The dramas feature background music composed by Takeshi Abo, who previously composed the music for the Steins;Gate game, and cover art by the game's character designer Huke. The voice cast of the game also reprised their roles, and said that it was fun to be able to return to their respective characters. Alpha, Beta, and Gamma were the first audio dramas based on Steins;Gate, and were conceived as a trilogy of stories. They were published by 5pb. and distributed by Media Factory as three separate CD albums in 2010, on March 31, April 28, and June 2, respectively. They were also included in the 2016 box set The Sound of Steins;Gate Complete, along with other Steins;Gate dramas, music and light novel e-books.

==Reception and legacy==
Alpha and Beta both charted on the Oricon Albums Chart for four consecutive weeks, peaking at seventeenth place on April 12 and May 10, 2010, respectively. Gamma charted for two consecutive weeks, peaking at eleventh place on June 14. According to RPGFan, Alpha, Beta, and Gamma are popularly considered to be the most interesting of all Steins;Gate audio dramas. Famitsu described Alpha as something that Steins;Gate players could not afford to miss out on. Kotakus Richard Eisenbeis was highly positive to Gamma, calling it "an awesome extra hour-long adventure and a great listen". Patrick Gann of RPGFan considered the audio dramas' amount of writing and acting impressive, and noted that they covered a wide range of emotions, reflected in both acting and music.
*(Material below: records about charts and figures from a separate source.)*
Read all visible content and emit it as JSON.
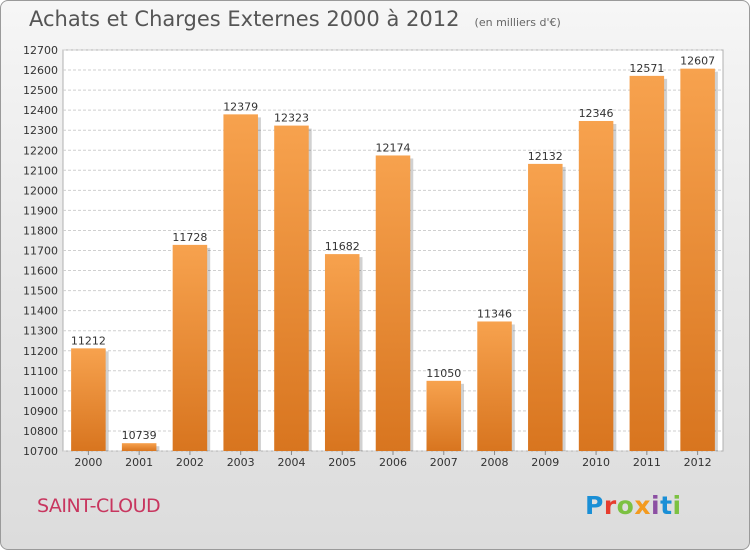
{
  "title": "Achats et Charges Externes 2000 à 2012",
  "subtitle": "(en milliers d'€)",
  "location": "SAINT-CLOUD",
  "brand": {
    "text": "Proxiti",
    "letters": [
      {
        "char": "P",
        "color": "#1a8fd6"
      },
      {
        "char": "r",
        "color": "#e63c2e"
      },
      {
        "char": "o",
        "color": "#7cc142"
      },
      {
        "char": "x",
        "color": "#f39a1e"
      },
      {
        "char": "i",
        "color": "#8c4fa3"
      },
      {
        "char": "t",
        "color": "#1a8fd6"
      },
      {
        "char": "i",
        "color": "#7cc142"
      }
    ]
  },
  "chart_data": {
    "type": "bar",
    "categories": [
      "2000",
      "2001",
      "2002",
      "2003",
      "2004",
      "2005",
      "2006",
      "2007",
      "2008",
      "2009",
      "2010",
      "2011",
      "2012"
    ],
    "values": [
      11212,
      10739,
      11728,
      12379,
      12323,
      11682,
      12174,
      11050,
      11346,
      12132,
      12346,
      12571,
      12607
    ],
    "ylim": [
      10700,
      12700
    ],
    "ytick_step": 100,
    "grid": true,
    "bar_color_top": "#f7a24e",
    "bar_color_bottom": "#d8751f"
  }
}
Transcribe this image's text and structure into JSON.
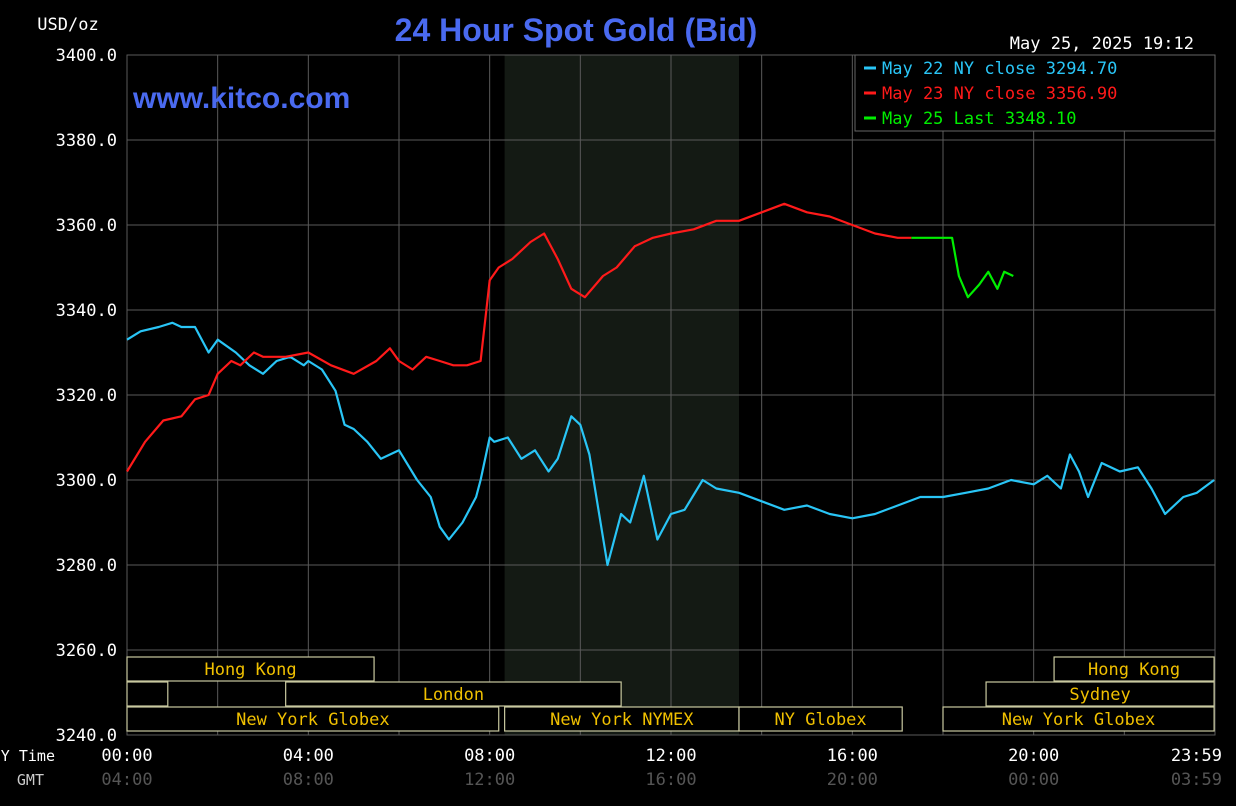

Due to the popularity of Beta, it was used as a base for the plot of the Epigraph Trilogy of Steins;Gate novels; both the Epigraph Trilogy and the audio dramas were later used as a base for the story in the Steins;Gate game's sequel, Steins;Gate 0. A manga adaptation of Alpha was created by Shinichirou Nariie and serialized by Shueisha in their Ultra Jump magazine between May 15, 2012 and January 2014. Nariie also adapted Beta into a manga, which ran in Ultra Jump from April 9, 2014 to September of the same year. Alpha was also adapted into a light novel, with writing by Shie Akatoki, illustrations by Nariie, and a cover illustration by Huke, and was published on April 20, 2013 by Kadokawa Corporation. Gamma received an English fan translation which combined the audio with art assets from the Steins;Gate game to create a cutscene in the style of the game; Eisenbeis called it "amazing", and considered it the "crowning achievement" of the Steins;Gate spin-off translations done by that translation group. The main translator for this release was Andrew Hodgson, who also worked on the Steins;Gate game's official localization. In June 2026, Mages announced that the story of Gamma would be adapted into the upcoming remake of the original video game, Steins;Gate Re:Boot.